CONSTITUTION DU 4 OCTOBRE 1958

TREIZIÈME LÉGISLATURE

Enregistré à la Présidence de l’Assemblée nationale le 11 septembre 2007.

PROPOSITION DE RÉSOLUTION

tendant à modifier le Règlement de l’Assemblée nationale pour établir des règles de transparence concernant les groupes d’intérêt,

(Renvoyée à la commission des lois constitutionnelles, de la législation et de l’administration générale de la République, à défaut de constitution d’une commission spéciale
dans les délais prévus par les articles 30 et 31 du Règlement.)

PRÉSENTÉE

PAR Mme Arlette GROSSKOST, MM. Patrick BEAUDOUIN, Jean-Paul ANCIAUX, Mme Martine AURILLAC, M. Jacques Alain BÉNISTI, Mme Véronique BESSE, MM. Gabriel BIANCHERI, Jérôme BIGNON, Jean-Marie BINETRUY, Claude BIRRAUX, Émile BLESSIG, Philippe BOËNNEC, Marcel BONNOT, Jean-Yves BONY, Mme Chantal BOURRAGUÉ, MM. Loïc BOUVARD, Michel BOUVARD, Mmes Françoise BRANGET, Chantal BRUNEL, MM. Patrice CALMÉJANE, Pierre CARDO, Dino CINIERI, Mme Joëlle CECCALDI-RAYNAUD, MM. Yves COCHET, René COUANAU, Jean-Yves COUSIN, Gilles D’ETTORE, Olivier DASSAULT, Marc-Philippe DAUBRESSE, Jean-Pierre DECOOL, Richard DELL’AGNOLA, Mme Sophie DELONG, MM. Michel DIEFENBACHER, Jean DIONIS du SÉJOUR, Jean-Pierre DOOR, Dominique DORD, Nicolas DUPONT-AIGNAN, Renaud DUTREIL, Yannick FAVENNEC, Alain FERRY, Daniel FIDELIN, Marc FRANCINA, Mme Cécile GALLEZ, MM. Sauveur GANDOLFI-SCHEIT, Gérard GAUDRON, Alain GEST, Franck GILARD, Charles-Ange GINESY, Jean-Pierre GORGES, Didier GONZALÈS, Philippe GOSSELIN, Maxime GREMETZ, François GROSDIDIER, Louis GUÉDON, Jean-Claude GUIBAL, Jean-Jacques GUILLET, Francis HILLMEYER, Michel HEINRICH, Antoine HERTH, Patrick LABAUNE, Mme Marguerite LAMOUR, MM. Thierry LAZARO, Marc LE FUR, Dominique LE MÈNER, Jean-Marc LEFRANC, Jean-Louis LÉONARD, Michel LEZEAU, François LOOS, Gérard LORGEOUX, Daniel MACH, Alain MARC, Philippe Armand MARTIN, Mme Henriette MARTINEZ, MM. Jacques MASDEU-ARUS, Jean-Claude MATHIS, Jean-Philippe MAURER, Mme Marie-Anne MONTCHAMP, MM. Pierre MOREL-A-L’HUISSIER, Georges MOTHRON, Alain MOYNE-BRESSAND, Jean-Pierre NICOLAS, Philippe PEMEZEC, Bernard PERRUT, Mme Bérengère POLETTI, MM. Michel RAISON, Éric RAOULT, Jean-Luc REITZER, Francis SAINT-LÉGER, Rudy SALLES, Jean-Marie SERMIER, Jean-Pierre SOISSON, Michel SORDI, Éric STRAUMANN, Alain SUGUENOT, Jean-Charles TAUGOURDEAU, Alfred TRASSY-PAILLOGUES, Christian VANNESTE, Patrice VERCHÈRE, Philippe VIGIER et André WOJCIECHOWSKI,

députés.

EXPOSÉ DES MOTIFS

Mesdames, Messieurs,

La situation du lobbying en France est aujourd’hui paradoxale.
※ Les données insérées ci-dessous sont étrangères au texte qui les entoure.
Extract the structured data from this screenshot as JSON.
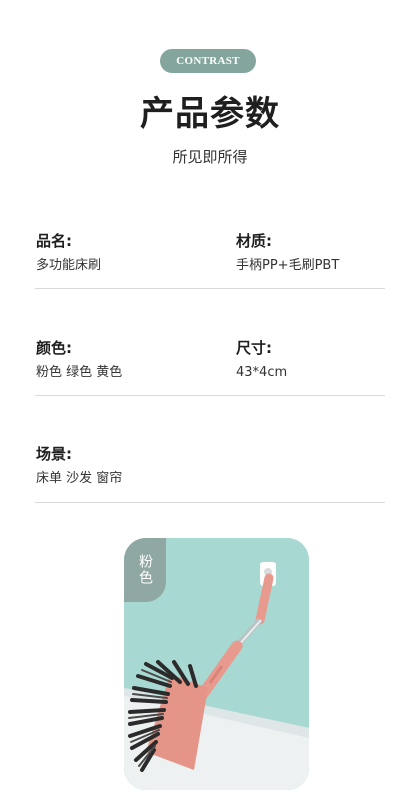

Parfois assimilé à du trafic d’influence, voire à de la corruption, sa pratique n’est que difficilement admise. N’étant pas reconnu, il ne peut donc pas être encadré, ce qui alimente les soupçons. Certains excès survenus lors des législatures précédentes ont, du reste, pu alimenter la défiance publique. En décembre 2005, à l’occasion du projet de loi relatif aux droits d’auteurs et droits voisins dans la société d’information, une démonstration commerciale organisée par des sociétés de téléchargement musical à proximité immédiate de l’hémicycle (jurisprudence dite « Virgin ») a ainsi profondément choqué.
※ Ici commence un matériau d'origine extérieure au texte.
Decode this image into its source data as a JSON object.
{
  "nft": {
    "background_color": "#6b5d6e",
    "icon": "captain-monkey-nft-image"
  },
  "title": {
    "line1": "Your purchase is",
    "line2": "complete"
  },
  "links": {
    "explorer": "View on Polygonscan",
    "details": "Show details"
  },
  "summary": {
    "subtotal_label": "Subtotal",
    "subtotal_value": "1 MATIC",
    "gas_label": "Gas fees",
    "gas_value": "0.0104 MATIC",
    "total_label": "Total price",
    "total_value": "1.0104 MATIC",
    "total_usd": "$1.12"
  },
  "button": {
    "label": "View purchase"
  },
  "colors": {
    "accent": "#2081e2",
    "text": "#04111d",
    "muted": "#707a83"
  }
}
Omniprésent, le lobbying est une activité qu’il serait vain de chercher à interdire. Elle constitue d’ailleurs une forme d’expression de la société civile, utilisée par des entreprises, des syndicats, des groupements professionnels, des ONG, des associations. À ce titre, le lobbying peut aider l’Assemblée nationale à accompagner avec constance les évolutions économiques, sociales, scientifiques et culturelles, et être un aiguillon d’une politique démocratique, saine et efficace.
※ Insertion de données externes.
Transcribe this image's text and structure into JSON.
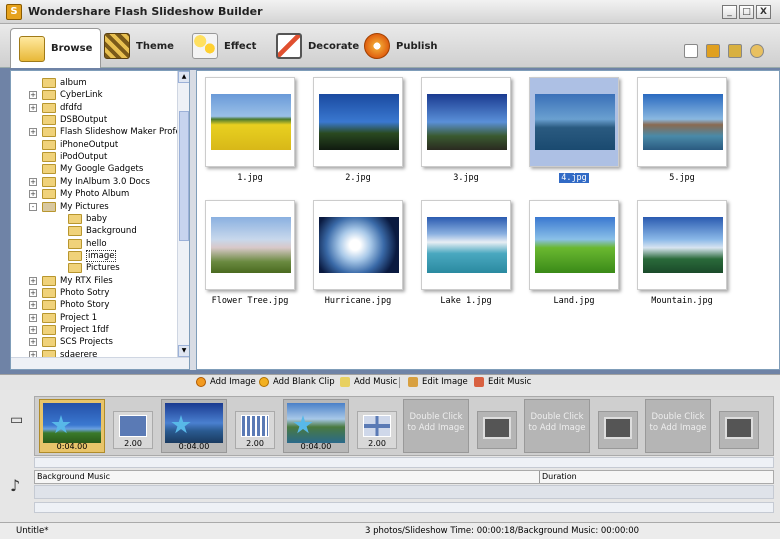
{
  "window": {
    "title": "Wondershare  Flash Slideshow Builder",
    "app_icon": "S",
    "min": "_",
    "max": "□",
    "close": "X"
  },
  "tabs": [
    {
      "label": "Browse"
    },
    {
      "label": "Theme"
    },
    {
      "label": "Effect"
    },
    {
      "label": "Decorate"
    },
    {
      "label": "Publish"
    }
  ],
  "tree": {
    "items": [
      {
        "label": "album",
        "exp": ""
      },
      {
        "label": "CyberLink",
        "exp": "+"
      },
      {
        "label": "dfdfd",
        "exp": "+"
      },
      {
        "label": "DSBOutput",
        "exp": ""
      },
      {
        "label": "Flash Slideshow Maker Professic",
        "exp": "+"
      },
      {
        "label": "iPhoneOutput",
        "exp": ""
      },
      {
        "label": "iPodOutput",
        "exp": ""
      },
      {
        "label": "My Google Gadgets",
        "exp": ""
      },
      {
        "label": "My InAlbum 3.0 Docs",
        "exp": "+"
      },
      {
        "label": "My Photo Album",
        "exp": "+"
      },
      {
        "label": "My Pictures",
        "exp": "-"
      },
      {
        "label": "baby",
        "exp": ""
      },
      {
        "label": "Background",
        "exp": ""
      },
      {
        "label": "hello",
        "exp": ""
      },
      {
        "label": "image",
        "exp": ""
      },
      {
        "label": "Pictures",
        "exp": ""
      },
      {
        "label": "My RTX Files",
        "exp": "+"
      },
      {
        "label": "Photo Sotry",
        "exp": "+"
      },
      {
        "label": "Photo Story",
        "exp": "+"
      },
      {
        "label": "Project 1",
        "exp": "+"
      },
      {
        "label": "Project 1fdf",
        "exp": "+"
      },
      {
        "label": "SCS Projects",
        "exp": "+"
      },
      {
        "label": "sdaerere",
        "exp": "+"
      }
    ]
  },
  "images": [
    {
      "label": "1.jpg"
    },
    {
      "label": "2.jpg"
    },
    {
      "label": "3.jpg"
    },
    {
      "label": "4.jpg"
    },
    {
      "label": "5.jpg"
    },
    {
      "label": "Flower Tree.jpg"
    },
    {
      "label": "Hurricane.jpg"
    },
    {
      "label": "Lake 1.jpg"
    },
    {
      "label": "Land.jpg"
    },
    {
      "label": "Mountain.jpg"
    }
  ],
  "actions": [
    {
      "label": "Add Image"
    },
    {
      "label": "Add Blank Clip"
    },
    {
      "label": "Add Music"
    },
    {
      "label": "Edit Image"
    },
    {
      "label": "Edit Music"
    }
  ],
  "timeline": {
    "clips": [
      {
        "duration": "0:04.00"
      },
      {
        "duration": "0:04.00"
      },
      {
        "duration": "0:04.00"
      }
    ],
    "transitions": [
      "2.00",
      "2.00",
      "2.00"
    ],
    "empty_label": "Double Click to Add Image",
    "music_header": "Background Music",
    "duration_header": "Duration",
    "film_icon": "▭",
    "note_icon": "♪"
  },
  "status": {
    "left": "Untitle*",
    "center": "3 photos/Slideshow Time: 00:00:18/Background Music: 00:00:00"
  }
}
Mais, pour éviter des dérives, les activités de lobbying doivent être réglementées. M. Bernard Accoyer, président de l’Assemblée nationale, a ainsi fait part de sa volonté « d’élaborer des règles de transparence et d’éthique sur le lobbying »1. Il souhaite ainsi « mieux organiser la place et les méthodes du lobbying parlementaire ». Pour le président de l’Assemblée nationale, « le lobbying est utile, mais il doit être codifié, pour que la profession donne l’image de plus de transparence et de plus d’éthique »2.

La présente proposition instaure des règles d’accès à l’Assemblée nationale et de conduite pour les représentants de groupes d’intérêt.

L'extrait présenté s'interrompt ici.